Graphic Video at Impeachment Trial Shows Riot and Trump's Comments
The gut-wrenching 13-minute video aired by Democratic impeachment managers on Wednesday dramatically set the tone of former President Donald J. Trump’s impeachment trial by reminding senators — now jurors, then the quarry of a mob — of the raw violence that pervaded the Jan. 6 riot.
After a short opening statement, the lead manager, Representative Jamie Raskin, played a video. Running more than 13 minutes, it showed the Capitol riot in searing detail: a police officer crushed against a door, screaming in pain; lawmakers and journalists taking cover in the House chamber; Officer Eugene Goodman of the Capitol Police leading rioters away from the unsecured Senate floor. It also showed Mr. Trump telling his supporters: “Go home. We love you. You’re very special.”
Most legislative events, even impeachments, have a predictable cadence. But the video, edited by House Democrats to present the attack on the Capitol on a visual timeline coinciding with Mr. Trump’s statements and tweets, was one of the rare moments, common in cinema but rare on C-SPAN, that took the chamber by surprise.

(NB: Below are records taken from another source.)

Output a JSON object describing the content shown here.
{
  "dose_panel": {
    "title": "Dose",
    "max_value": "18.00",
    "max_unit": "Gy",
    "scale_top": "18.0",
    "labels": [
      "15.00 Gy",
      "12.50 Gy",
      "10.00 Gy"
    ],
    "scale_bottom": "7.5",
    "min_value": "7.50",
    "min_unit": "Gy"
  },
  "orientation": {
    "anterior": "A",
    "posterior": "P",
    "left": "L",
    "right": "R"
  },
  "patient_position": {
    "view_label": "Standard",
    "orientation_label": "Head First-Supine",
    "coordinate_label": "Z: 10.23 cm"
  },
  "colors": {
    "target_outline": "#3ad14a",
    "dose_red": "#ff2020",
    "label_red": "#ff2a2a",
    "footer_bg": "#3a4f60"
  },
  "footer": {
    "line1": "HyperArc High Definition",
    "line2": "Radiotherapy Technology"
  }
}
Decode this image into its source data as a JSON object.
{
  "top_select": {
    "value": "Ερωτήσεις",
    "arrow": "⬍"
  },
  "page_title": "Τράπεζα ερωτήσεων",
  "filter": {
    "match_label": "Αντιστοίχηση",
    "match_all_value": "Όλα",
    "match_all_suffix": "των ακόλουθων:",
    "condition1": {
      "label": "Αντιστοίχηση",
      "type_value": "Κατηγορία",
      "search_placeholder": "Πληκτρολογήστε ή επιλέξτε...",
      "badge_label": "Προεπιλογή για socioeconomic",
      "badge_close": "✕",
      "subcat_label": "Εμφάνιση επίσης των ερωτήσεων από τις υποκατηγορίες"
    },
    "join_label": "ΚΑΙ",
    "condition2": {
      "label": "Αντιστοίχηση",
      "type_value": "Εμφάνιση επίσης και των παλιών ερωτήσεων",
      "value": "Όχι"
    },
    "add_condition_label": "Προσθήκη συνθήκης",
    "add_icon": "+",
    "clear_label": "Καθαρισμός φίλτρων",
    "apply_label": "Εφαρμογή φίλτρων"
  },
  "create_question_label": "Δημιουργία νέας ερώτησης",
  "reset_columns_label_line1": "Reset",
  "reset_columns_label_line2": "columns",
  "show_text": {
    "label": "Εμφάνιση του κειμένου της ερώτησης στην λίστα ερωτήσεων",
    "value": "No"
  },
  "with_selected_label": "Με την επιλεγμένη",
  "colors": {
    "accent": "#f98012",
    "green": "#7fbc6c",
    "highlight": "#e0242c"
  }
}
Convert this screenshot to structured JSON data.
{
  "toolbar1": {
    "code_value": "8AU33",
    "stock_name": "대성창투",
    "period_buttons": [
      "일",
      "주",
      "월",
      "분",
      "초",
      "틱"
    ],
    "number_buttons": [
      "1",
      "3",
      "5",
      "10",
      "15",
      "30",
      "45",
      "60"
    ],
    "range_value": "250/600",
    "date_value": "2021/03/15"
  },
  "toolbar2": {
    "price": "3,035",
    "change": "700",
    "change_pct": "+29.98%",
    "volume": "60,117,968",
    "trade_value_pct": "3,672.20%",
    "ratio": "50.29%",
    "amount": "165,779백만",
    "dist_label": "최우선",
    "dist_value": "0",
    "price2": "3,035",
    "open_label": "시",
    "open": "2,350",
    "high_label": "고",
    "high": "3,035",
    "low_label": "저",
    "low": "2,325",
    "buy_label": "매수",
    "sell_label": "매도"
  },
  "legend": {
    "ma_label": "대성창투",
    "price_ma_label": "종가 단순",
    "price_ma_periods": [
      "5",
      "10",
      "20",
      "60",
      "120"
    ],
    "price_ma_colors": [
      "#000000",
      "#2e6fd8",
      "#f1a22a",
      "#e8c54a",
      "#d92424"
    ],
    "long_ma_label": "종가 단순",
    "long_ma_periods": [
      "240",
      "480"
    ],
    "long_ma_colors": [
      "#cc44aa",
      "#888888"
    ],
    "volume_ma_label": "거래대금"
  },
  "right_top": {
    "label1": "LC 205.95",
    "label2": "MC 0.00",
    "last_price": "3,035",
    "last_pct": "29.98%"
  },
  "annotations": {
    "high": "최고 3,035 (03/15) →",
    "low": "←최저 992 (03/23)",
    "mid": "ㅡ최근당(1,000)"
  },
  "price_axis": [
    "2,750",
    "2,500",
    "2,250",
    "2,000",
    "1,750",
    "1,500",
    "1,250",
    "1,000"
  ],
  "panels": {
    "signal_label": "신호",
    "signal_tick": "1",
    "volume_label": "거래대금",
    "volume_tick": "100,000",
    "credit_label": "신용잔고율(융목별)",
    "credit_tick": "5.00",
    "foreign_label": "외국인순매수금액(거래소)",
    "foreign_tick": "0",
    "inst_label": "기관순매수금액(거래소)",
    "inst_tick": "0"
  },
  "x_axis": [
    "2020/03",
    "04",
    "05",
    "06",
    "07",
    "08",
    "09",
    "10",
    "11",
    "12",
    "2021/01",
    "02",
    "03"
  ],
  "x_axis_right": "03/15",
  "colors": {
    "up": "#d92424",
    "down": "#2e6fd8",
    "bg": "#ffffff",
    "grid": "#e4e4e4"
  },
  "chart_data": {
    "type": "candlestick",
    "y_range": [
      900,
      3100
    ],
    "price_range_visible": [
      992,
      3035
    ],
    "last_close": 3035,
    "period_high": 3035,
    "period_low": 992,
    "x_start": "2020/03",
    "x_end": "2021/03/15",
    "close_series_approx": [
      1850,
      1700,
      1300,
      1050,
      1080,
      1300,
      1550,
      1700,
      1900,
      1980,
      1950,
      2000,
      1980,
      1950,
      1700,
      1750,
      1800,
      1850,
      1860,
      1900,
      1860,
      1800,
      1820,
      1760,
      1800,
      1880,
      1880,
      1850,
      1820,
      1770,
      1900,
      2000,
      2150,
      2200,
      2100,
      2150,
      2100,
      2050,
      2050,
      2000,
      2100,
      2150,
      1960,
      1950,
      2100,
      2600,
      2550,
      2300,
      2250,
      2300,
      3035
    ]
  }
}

There was an audible gasp in the room when the images appeared of a Capitol Police officer firing a single fatal gunshot at a protester who was trying to break into the House chamber. And the discordant sound of curses being thrown at police that day drew looks of disdain in a chamber with strict rules against the use of profanity.
Senators remained impassive, for the most part, but there were times when their emotions showed. Many of the reporters who covered the riot were deeply moved, with some fighting back tears, as they watched the images of the building being overwhelmed by angry protesters, some for them seeing many of the images for first time.
Senator Cory Booker, Democrat of New Jersey, put a hand over his eyes as he absorbed the video. Senator Susan Collins, Republican of Maine, took careful notes. A few looked away or gazed at their phones in discomfort.
Senator Roy Blunt of Missouri, told reporters that it was “the longest time I’ve sat down and just watched straight footage of what was truly a horrendous day.” (Mr. Blunt, a Republican, still voted against continuing the trial.)